Die queere Community in Deutschland blickt mit Sorge auf die anstehende Bundestagswahl am 23. Februar. Deshalb wurde für den 15. Februar ein bundesweiter Aktionstag ausgerufen. In mehr als 50 deutschen Städten fanden Kundgebungen und Demonstrationen statt. In München beteiligten sich laut Polizeiangaben rund 1.200 Menschen. Und auch in Nürnberg gingen am Samstag mehr als 1.000 Menschen aus der queeren Szene für ihre Rechte auf die Straße.
Aufruf: Parteien wählen, die für Vielfalt eintreten
Die Demonstration war Teil der bundesweiten Kampagne "Wähl Liebe". Es gehe darum, Menschen für die Rechte der queeren Community zu sensibilisieren, sagte Bastian Brauwer, Vorstand des Christopher-Street-Day Nürnberg e.V., dem BR. Es sei wichtig, "demokratische Parteien zu wählen, die für Vielfalt, Toleranz und Gleichberechtigung eintreten". Viele queere Menschen in Nürnberg seien mittlerweile verunsichert, weil der Ton gegen sie rauer werde, so Brauwer. Auch Angriffe auf queere Personen nähmen immer mehr zu.
Angriffe auf queere Menschen nehmen zu
Keine Seltenheit, bestätigt auch CSD-Mitglied Nadine Anger, die in einer Aids-Beratungsstelle tätig ist: "Viele unserer Klienten und Klientinnen sind natürlich auch aus dem queeren Spektrum und berichten uns von vielen Übergriffen, die sie auf der Straße erfahren, die dann auch immer wieder Thema sind, die aufgefangen werden müssen und auch eine große psychische Belastung für die Menschen darstellen können."
Davon berichten auch Demonstrierende am Samstag auf dem Nürnberger Kornmarkt.

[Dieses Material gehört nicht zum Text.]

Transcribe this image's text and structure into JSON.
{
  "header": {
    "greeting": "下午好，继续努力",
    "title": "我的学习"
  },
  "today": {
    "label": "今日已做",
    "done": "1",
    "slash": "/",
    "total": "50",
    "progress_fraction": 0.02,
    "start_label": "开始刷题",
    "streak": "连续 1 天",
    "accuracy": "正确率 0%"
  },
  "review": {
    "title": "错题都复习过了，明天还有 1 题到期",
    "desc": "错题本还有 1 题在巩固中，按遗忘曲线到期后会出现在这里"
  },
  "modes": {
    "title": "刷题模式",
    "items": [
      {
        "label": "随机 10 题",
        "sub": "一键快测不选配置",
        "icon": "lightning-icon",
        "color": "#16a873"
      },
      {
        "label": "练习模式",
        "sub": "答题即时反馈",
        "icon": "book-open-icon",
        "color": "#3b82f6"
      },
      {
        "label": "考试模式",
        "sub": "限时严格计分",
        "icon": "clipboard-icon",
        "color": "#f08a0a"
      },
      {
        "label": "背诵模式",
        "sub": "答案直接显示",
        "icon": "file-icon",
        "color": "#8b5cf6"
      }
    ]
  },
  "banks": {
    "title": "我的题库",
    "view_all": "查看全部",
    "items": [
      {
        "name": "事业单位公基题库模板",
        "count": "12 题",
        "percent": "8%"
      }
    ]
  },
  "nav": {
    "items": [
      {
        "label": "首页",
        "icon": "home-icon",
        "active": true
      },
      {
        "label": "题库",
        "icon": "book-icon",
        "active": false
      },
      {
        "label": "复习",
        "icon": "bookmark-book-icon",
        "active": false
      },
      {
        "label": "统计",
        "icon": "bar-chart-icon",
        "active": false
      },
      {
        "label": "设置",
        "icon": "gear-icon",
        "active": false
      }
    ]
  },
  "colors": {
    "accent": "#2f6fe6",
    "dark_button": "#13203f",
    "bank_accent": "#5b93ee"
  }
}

Beleidigungen seien für viele an der Tagesordnung. "Das Schlimmste war, dass ein älterer Mann zu mir gesagt hat, ich gehöre vergast", erzählt Transmann Luca.
Queere Geflüchtete erleben Übergriffe
Der CSD Nürnberg zählt mehr als 100 Mitglieder, darunter auch einige Geflüchtete. Diese sind Anfeindungen aus ihren Heimatländern gewohnt und suchen in Deutschland Schutz. Die aktuelle politische Lage verunsichert viele von ihnen. Sie bemerken, dass Übergriffe immer mehr zunehmen, auch in Nürnberg.
So berichtet Berk Caylak, der aus der Türkei nach Deutschland gekommen ist, wie er und sein Partner schon mehrfach in der Nürnberger Innenstadt angegangen und beschimpft wurden, weil sie Händchen hielten. "Ich fühle mich unsicher. In Deutschland sollte doch jeder so leben dürfen, wie er möchte", sagt er im Gespräch mit BR24.
Eric Sulbaran aus Venezuela hat ähnliche Erfahrungen gemacht. Er fühle sich unwohl, wenn ihn Leute auf der Straße anstarren oder ihn auslachen. Guillermo Castillo, ebenfalls aus Venezuela, hält Deutschland "noch für einen safe queer space". Er mache sich aber Sorgen, dass sich das durch den Rechtsruck im Land ändern könnte.
Forderungen an künftige Bundesregierung
Mit der Demonstration auf dem Nürnberger Kornmarkt, unweit der Straße der Menschenrechte, hat der CSD-Verein Flagge gezeigt. Die Mitglieder wollten ein Bewusstsein für die Rechte queerer Menschen schaffen, sagt Vereinsmitglied René Scheuermann. "Wenn man sich anguckt, dass die AfD teilweise auch schon gefordert hat, dass Gelder gestrichen werden, gerade für queere Institutionen, oder dass Sachen rückgängig gemacht werden sollen, wie das Selbstbestimmungsgesetz, das wäre ein absoluter Rückschritt. Und dann kommen wir wieder ins Jahr 1933. Das hatten wir schon und das war scheiße."
An die künftige Bundesregierung haben sie klare Forderungen, berichtet Lars-Rene Dietz vom CSD Deutschland e.V.: "Wir möchten, dass die queeren Menschen durch das Grundgesetz geschützt werden, wir möchten, dass queere Strukturen finanziell abgesichert sind, und wir möchten, dass konsequent gegen Hasskriminalität und Hatespeech gegen queere Menschen vorgegangen wird."
Wie sich Parteien zu queeren Themen und zum Schutz der Demokratie positionieren, darüber informiert die Kampagne "Wähl Liebe" auf Social Media und auf ihrer Webseite (externer Link).